The town centre has a Spar and USave store.

=== Square Kilometre Array ===
The MeerKAT radio telescope array is under construction in the Meerkat National Park around 90 km from Carnarvon. The core of the Square Kilometre Array will also be constructed on the same site.

=== Activities ===
- Carnarvon Nature Reserve is home to 11 species of game.
- Carnarvon also has a private tortoise reserve, containing 60 leopard tortoises.

== Transport ==
There are three tarred roads out of Carnarvon. The road west to the picturesque Williston and Calvinia and the road south and then east to Victoria West are numbered as part of the R63 provincial route, while the road east to Britstown is numbered as the R384 regional route.

Carnarvon Airport accommodates light and ultra-light aircraft.

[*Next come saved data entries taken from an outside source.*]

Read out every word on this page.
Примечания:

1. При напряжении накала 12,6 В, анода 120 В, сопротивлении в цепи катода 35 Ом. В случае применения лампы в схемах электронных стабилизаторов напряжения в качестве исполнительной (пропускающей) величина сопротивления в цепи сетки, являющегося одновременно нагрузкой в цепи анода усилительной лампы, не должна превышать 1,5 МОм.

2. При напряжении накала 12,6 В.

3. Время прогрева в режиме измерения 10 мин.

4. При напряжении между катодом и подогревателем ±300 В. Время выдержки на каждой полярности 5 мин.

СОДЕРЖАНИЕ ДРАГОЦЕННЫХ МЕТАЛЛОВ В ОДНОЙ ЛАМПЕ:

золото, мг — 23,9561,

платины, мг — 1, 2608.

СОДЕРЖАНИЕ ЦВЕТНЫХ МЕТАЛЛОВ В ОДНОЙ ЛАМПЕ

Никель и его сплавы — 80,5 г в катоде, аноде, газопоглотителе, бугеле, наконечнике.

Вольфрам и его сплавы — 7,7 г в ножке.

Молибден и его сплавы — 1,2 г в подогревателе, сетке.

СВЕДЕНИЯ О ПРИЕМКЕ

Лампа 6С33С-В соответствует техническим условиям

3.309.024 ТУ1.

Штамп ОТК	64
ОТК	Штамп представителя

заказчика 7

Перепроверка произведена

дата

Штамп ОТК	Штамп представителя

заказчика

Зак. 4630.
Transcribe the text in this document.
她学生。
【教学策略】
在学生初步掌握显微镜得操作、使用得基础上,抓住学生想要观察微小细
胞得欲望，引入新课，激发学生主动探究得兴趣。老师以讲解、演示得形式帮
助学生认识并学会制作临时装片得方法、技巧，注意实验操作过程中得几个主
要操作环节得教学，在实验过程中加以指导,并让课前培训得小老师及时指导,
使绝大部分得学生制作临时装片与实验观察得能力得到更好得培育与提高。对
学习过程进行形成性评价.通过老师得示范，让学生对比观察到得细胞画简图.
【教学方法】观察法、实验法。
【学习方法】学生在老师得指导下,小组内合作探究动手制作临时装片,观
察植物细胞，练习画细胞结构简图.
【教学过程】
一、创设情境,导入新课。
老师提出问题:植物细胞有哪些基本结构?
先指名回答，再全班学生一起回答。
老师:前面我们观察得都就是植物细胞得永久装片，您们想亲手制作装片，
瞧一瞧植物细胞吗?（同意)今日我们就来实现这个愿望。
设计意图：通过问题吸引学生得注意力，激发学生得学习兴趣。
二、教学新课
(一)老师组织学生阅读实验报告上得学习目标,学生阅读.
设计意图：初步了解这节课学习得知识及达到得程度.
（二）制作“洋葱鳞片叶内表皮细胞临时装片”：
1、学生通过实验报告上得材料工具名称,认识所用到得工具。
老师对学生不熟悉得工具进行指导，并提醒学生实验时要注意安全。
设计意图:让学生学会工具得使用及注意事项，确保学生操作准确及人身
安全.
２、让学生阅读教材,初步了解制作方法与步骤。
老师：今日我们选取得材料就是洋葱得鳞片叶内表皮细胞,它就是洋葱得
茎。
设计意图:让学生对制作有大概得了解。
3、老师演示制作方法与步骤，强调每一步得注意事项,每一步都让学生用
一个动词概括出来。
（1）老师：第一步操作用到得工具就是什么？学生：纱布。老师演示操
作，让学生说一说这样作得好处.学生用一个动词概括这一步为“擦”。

Carnarvon was also served by a station on the branch railway line from Hutchinson to Calvinia, which was closed in 2001.

== Education ==
The modern public library meets the needs of all readers and the local high school is capable of preparing pupils to virtually follow any career path. With a hostel, the school offers accommodation to pupils whose families do not live close to town.

== Religion ==
In 1875, the NG Church was established and the first pastor was Rev. WP de Villiers, pastor of NG Beaufort West. For 30 Years Rev. de Villiers was head of the NG Church. As there were no schools, the pastor, when his duties allowed, and his wife started a teaching school. The first church was built using stone. At a total cost of £12,000 the first church was inaugurated in February 1882. But the cornerstone reads: "Deze steen werd gelegd in de naam van die Vader, Zoon en Heilige Geest. 23 September 1880.", stating 23 September 1880 as the inaugurated date. The adult professing NG Church membership was 830 in 1979, 660 in 1999, 468 in 2000, 406 in 2007 and 375 in 2012.